What is a Living Sacrifice?
Updated: Jun 7, 2022
We continue our journey today in that unique letter Paul sent to his dear friends and supporters in Philippi. Today’s reading is from:
Philippians 2:17 and 18
(17) Even if I am to be poured out as a drink offering upon the sacrificial offering of your faith, I am glad and rejoice with you all. (18) Likewise, you also should be glad and rejoice with me.
So, what’s going on here? Sacrificial offering, drink offering, the Apostle Paul is painting a picture, or rather borrowing a picture here from the Old Testament. Priests offered animal sacrifices to God as burnt offerings, and some of these sacrifices were accompanied by a drink offering, wine poured on the side of the altar to God.
So, who’s the priest here? Paul. What is the sacrifice? Paul says the sacrifice is you, Philippians or you, the gentiles, who were without God. Because of Paul’s ministry, you obeyed the faith and became God’s very own, a sacrifice dedicated to God. Paul, the priest, is standing before God, joyfully offering Him the faith of the nations as a sacrifice.
OK… Something is missing though, the drink offering. What is it? It’s him. It’s Paul himself. He says if that drink offering needs to be me I rejoice. If what it takes to complete this sacrifice offering of your faith is my shed blood; I’ll go for it. The priest becomes a jar of wine and pours himself on the burnt offering.
Paul, as you know from chapter 1, had that shadow of his forthcoming death as he writes the letter, as a Roman citizen. Paul had the right to the more honorable, less painful death –by beheading, which produced a lot of poured blood; sorry for the graphic true story. That is the drink offering, his own blood. Paul says to his friends that it’s well worth it, and for me it’s a reason to rejoice, and it should be a reason to rejoice for you as well.

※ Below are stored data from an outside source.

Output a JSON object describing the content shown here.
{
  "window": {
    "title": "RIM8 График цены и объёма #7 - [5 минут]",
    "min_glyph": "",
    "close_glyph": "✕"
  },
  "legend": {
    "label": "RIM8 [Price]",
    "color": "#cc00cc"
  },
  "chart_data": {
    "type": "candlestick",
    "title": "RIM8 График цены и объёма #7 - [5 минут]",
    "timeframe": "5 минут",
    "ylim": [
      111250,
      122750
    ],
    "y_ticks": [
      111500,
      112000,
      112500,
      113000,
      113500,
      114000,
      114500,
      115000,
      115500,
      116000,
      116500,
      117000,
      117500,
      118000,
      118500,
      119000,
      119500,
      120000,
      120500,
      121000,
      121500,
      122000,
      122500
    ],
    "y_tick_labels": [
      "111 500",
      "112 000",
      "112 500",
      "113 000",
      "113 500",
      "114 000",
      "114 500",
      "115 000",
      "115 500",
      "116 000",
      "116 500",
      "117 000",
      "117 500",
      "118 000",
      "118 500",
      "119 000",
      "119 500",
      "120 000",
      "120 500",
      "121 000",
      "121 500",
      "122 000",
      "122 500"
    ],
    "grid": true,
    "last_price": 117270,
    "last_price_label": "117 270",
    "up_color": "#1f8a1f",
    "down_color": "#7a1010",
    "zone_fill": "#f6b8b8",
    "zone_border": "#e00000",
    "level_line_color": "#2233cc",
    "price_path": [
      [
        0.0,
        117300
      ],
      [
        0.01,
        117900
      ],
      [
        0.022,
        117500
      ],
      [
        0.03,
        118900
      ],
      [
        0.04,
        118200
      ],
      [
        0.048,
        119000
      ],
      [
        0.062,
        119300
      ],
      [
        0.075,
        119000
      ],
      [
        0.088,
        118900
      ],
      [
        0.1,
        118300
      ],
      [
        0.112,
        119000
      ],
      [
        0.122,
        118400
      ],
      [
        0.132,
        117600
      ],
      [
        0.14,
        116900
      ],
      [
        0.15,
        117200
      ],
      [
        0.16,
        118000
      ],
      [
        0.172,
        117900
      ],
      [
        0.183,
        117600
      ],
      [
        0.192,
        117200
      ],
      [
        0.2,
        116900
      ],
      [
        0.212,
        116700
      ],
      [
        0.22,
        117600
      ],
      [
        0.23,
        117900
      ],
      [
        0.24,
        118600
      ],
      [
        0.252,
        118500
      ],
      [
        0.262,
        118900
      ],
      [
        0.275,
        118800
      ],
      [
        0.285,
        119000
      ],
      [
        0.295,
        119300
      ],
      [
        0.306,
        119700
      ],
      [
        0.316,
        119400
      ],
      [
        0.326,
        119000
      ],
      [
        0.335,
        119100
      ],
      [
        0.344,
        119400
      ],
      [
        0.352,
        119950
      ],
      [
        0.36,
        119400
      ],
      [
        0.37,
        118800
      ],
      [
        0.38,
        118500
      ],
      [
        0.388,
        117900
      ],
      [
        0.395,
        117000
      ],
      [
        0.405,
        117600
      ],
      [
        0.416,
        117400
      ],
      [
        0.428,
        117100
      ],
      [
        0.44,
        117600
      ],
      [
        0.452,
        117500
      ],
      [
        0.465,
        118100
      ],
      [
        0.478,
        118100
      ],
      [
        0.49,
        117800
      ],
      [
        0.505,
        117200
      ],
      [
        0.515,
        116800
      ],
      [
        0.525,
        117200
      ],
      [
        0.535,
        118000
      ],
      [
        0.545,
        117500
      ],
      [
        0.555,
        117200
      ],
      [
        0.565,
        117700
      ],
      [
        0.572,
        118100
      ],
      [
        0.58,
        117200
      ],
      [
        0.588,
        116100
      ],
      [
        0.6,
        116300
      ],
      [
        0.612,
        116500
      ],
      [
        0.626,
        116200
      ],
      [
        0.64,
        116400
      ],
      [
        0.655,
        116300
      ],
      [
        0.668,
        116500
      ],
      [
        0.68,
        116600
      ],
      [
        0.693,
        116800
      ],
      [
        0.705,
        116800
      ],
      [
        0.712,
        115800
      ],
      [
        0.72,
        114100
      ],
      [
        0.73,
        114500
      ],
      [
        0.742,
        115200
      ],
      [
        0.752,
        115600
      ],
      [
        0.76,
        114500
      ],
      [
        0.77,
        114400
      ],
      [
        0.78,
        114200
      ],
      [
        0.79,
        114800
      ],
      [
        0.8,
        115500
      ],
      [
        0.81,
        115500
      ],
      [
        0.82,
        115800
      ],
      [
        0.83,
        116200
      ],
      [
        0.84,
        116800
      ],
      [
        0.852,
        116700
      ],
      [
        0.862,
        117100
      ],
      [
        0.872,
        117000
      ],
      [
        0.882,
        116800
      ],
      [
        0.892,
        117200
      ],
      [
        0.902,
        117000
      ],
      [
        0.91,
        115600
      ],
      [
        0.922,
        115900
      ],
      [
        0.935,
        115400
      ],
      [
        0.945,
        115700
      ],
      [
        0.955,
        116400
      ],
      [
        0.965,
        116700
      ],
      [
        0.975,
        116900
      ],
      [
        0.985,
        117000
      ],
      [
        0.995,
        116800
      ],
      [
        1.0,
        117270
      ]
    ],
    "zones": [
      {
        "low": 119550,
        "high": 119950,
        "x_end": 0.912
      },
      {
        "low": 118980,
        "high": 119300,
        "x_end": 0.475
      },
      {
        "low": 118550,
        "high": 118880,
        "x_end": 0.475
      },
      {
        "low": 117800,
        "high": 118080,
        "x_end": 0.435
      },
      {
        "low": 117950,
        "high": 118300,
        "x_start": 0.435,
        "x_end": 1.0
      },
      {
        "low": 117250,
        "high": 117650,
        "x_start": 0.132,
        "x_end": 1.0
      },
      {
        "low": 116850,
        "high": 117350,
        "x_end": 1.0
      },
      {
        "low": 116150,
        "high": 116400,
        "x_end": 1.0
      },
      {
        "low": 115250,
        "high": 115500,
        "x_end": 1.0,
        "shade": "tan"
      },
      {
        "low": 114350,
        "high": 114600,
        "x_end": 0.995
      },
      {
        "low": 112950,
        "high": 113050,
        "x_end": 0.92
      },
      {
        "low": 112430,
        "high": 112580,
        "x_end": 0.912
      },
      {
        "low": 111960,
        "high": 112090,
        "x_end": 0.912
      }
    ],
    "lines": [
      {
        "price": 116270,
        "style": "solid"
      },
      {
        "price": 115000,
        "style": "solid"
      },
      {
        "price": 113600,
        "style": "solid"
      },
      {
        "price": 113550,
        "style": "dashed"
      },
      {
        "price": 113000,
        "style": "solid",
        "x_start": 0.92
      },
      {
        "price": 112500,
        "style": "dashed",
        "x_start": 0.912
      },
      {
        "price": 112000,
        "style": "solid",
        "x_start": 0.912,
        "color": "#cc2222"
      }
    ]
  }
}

What a life! Laser focused on the goal, laser focused on what’s important, what is eternally significant.
Reading this, I thought to myself… how is my altar? How is my sacrifice?
Sacrifice language is not foreign to Paul’s writing, Here is Paul in
Rom 12:1 " I appeal to you therefore, brothers, by the mercies of God, to present your bodies as a living sacrifice, holy and acceptable to God, which is your spiritual worship."
I want to comment on several words and phrases in this verse.
So, let’s start with the word “Holy” … We think of Holy as pure, as opposed to impure or defiled, whereas it’s almost always used in the Bible to mean dedicated to God. A holy person (like the priest) is a person dedicated to serving God; he didn’t have another job, it’s the one and only thing he does. Utensils of the altar used for temple service were holy meaning dedicated to God, cannot be used for any other purpose. So, when Paul says a living sacrifice holy, it means that we’re dedicated to God; we live for Him exclusively. It’s the one and only thing we do.
Acceptable to God, the word originates from the OT, when the priests presented animal sacrifices as burnt. The Bible says it’s a pleasing aroma to the LORD. it is not that God likes to smell BBQ, God likes what it the aroma represents; love, faith, worship, obedience, dedication of His people.
There is an aroma that comes out of you and me as living sacrifices. And the question is (and please don’t get me wrong) how do you smell?... God doesn’t particularly like BBQ smell, we established that. God loves us, and He loves it when we love him back; God loves it when the aroma of my life; the way I conduct my life, the way I handle my relationships, the way I manage my time, the way I handle my finances. When that aroma smells like love; when it communicates; God I love you, you’re the most important person in my life, my life is yours.
As we cooperate with the Holy Spirit everyday living a holy life to God, as we marinate in God’s presence, we become more like Jesus. God smells Jesus in us, and he loves it.
The question remains; How is my altar? How is my sacrifice? What is God smelling out of my life?
In a time of apostacy and backsliding, and before he offered a sacrifice to God, Elijah the prophet had to repair the altar 1Kgs 18:30 “Then Elijah said to all the people, “Come near to me.” And all the people came near to him. And he repaired the altar of the LORD that had been thrown down.” The alter of the LORD was abandoned for a long time and in a bad shape. My prayer is that our personal altars, our personal prayer life, and our collective altar is not thrown down. And if it is, I pray that today would be the day to repair it, and have fresh fire and a sacrifice on it.
....to present your bodies as a living sacrifice, holy and acceptable to God, which is your spiritual worship.
What is worship according to Paul in this verse? Obviously it is not 1 hour on Sunday morning. It is the whole thing, my whole life presented to God 24/7 as a living, breathing walking sacrifice. It is everything I think, say, and do. "This is," Paul says, "your spiritual worship."
Paul paints a beautiful picture in two short verses. He’s willing, actually it gives him joy, to be the drink offering that completes the sacrifice offering of the Philippians. Paul, by his death, and them by being a living sacrifice acceptable to God, release the sweet aroma of love, worship, dedication and obedience, through their daily life and interaction with each other and the world around them.
We desire that what comes out of our life is an aroma to God and light to the world.